In this case, many OBGYNs will advise their IVF patients that "selective reduction"--ending the life of one or more of the growing embryos--is a desirable way to prevent too many of them from surviving until a dangerous point. So not only are babies selectively chosen for life during the implantation process, they are also often selectively marked for destruction if the process is too successful. 

Even if we leave all these extenuating circumstances behind, even if you acknowledge the humanity of your artificially created children, and desire them all to survive and be born, does that justify the selfish act of suspending them in limbo? Does it justify creating a buffer of multiple babies out of the statistically-supported fear that less than half of them actually will survive? 

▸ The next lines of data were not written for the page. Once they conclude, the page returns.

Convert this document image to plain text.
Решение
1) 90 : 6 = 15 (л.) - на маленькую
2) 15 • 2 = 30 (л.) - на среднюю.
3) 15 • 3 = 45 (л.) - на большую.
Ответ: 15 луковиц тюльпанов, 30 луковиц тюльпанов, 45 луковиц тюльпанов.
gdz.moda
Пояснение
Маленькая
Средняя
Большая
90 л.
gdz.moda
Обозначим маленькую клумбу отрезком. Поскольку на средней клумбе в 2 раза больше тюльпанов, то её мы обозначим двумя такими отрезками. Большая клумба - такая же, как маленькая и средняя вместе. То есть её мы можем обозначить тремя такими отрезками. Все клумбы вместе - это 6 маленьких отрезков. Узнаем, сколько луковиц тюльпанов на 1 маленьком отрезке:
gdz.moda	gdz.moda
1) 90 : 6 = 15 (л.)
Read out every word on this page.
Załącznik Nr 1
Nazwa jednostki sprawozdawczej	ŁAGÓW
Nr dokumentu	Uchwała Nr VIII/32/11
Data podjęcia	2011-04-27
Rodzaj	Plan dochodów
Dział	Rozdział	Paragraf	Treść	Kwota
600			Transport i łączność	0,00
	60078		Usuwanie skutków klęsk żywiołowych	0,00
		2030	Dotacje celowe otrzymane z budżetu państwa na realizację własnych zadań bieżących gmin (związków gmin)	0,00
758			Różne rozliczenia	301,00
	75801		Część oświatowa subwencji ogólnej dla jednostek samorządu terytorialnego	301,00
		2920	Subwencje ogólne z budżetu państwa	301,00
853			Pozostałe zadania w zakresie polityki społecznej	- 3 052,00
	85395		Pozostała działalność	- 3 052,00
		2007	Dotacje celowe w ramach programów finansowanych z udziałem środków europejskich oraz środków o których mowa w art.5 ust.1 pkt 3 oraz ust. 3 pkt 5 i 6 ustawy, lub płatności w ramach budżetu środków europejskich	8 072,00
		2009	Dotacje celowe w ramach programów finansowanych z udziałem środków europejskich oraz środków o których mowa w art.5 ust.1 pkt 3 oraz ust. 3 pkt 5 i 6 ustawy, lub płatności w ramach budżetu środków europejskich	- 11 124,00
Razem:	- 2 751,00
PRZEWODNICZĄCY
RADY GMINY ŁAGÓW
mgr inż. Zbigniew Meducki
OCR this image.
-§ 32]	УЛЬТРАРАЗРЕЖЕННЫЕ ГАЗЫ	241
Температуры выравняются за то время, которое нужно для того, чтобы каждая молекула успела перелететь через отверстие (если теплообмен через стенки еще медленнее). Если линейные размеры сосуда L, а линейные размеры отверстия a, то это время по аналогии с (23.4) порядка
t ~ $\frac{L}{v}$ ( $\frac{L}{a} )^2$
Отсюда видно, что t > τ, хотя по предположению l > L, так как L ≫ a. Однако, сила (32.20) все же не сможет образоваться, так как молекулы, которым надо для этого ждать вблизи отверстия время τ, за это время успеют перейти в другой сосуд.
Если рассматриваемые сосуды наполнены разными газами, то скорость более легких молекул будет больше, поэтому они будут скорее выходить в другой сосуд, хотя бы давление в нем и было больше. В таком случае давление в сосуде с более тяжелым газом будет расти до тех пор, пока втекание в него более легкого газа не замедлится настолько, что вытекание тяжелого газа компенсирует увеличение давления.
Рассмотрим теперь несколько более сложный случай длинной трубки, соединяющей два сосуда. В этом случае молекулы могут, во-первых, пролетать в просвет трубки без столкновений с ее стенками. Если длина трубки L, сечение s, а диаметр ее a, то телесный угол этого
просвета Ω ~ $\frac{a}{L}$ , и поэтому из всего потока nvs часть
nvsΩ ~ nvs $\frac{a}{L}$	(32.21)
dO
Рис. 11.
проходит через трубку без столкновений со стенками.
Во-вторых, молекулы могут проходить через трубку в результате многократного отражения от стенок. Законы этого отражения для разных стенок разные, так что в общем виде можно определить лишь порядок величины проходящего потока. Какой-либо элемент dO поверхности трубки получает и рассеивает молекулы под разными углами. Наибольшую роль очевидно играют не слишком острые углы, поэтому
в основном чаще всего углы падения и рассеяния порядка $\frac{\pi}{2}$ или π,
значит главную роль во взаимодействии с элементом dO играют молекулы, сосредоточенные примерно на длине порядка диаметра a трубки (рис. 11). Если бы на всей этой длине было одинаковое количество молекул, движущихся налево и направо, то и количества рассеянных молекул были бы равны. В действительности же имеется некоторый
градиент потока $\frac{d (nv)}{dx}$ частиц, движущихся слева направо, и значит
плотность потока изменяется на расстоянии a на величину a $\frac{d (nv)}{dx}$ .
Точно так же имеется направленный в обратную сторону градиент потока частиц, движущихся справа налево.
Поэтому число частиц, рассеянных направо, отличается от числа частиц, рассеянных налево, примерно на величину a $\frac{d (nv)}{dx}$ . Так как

There is, perhaps, somewhat of a gray area here in which one might make a moral case for creating and implanting only one embryo at a time, simulating the circumstances of most natural pregnancies. But even then the question becomes: where does it end? A single embryo created through IVF has only a 47% chance of surviving a pregnancy. That's about twice the usual risk to the embryo as in a natural pregnancy, which is why so many parents choose--and many doctors advise-- to create and implant multiple babies at a time. 

Every child, from zygote to newborn and beyond, is a unique and beautiful creation. IVF cheapens that creation by causing society to value them less, and view them as products rather than people. Children created through IVF are of the same worth as every other child created in the image of God. They are not potential children, they are children. Children created to become essentially the unwitting subjects of a lab experiment. The question posed by this experiment: will this baby live or die?

Human lives are not ours to control and manipulate. The humanity of IVF babies demands dignity. A pro-life person knows this. A Christian knows this. 

So we cannot be casual about IVF anymore. We can't be casual about the commodification of life. We should be champions of selflessness and patient endurance of trials, even the heartbreaking trial of infertility. We should be champions of adoption--including the adoption of the children who have spent their entire lives frozen in test tubes, waiting for the chance to be born. 

If you are struggling with infertility, my heart hurts for you in your struggle. God's heart hurts with you. But suffering has never justified injustice. Together we should fight to create a world in which the value of every human life is fully acknowledged.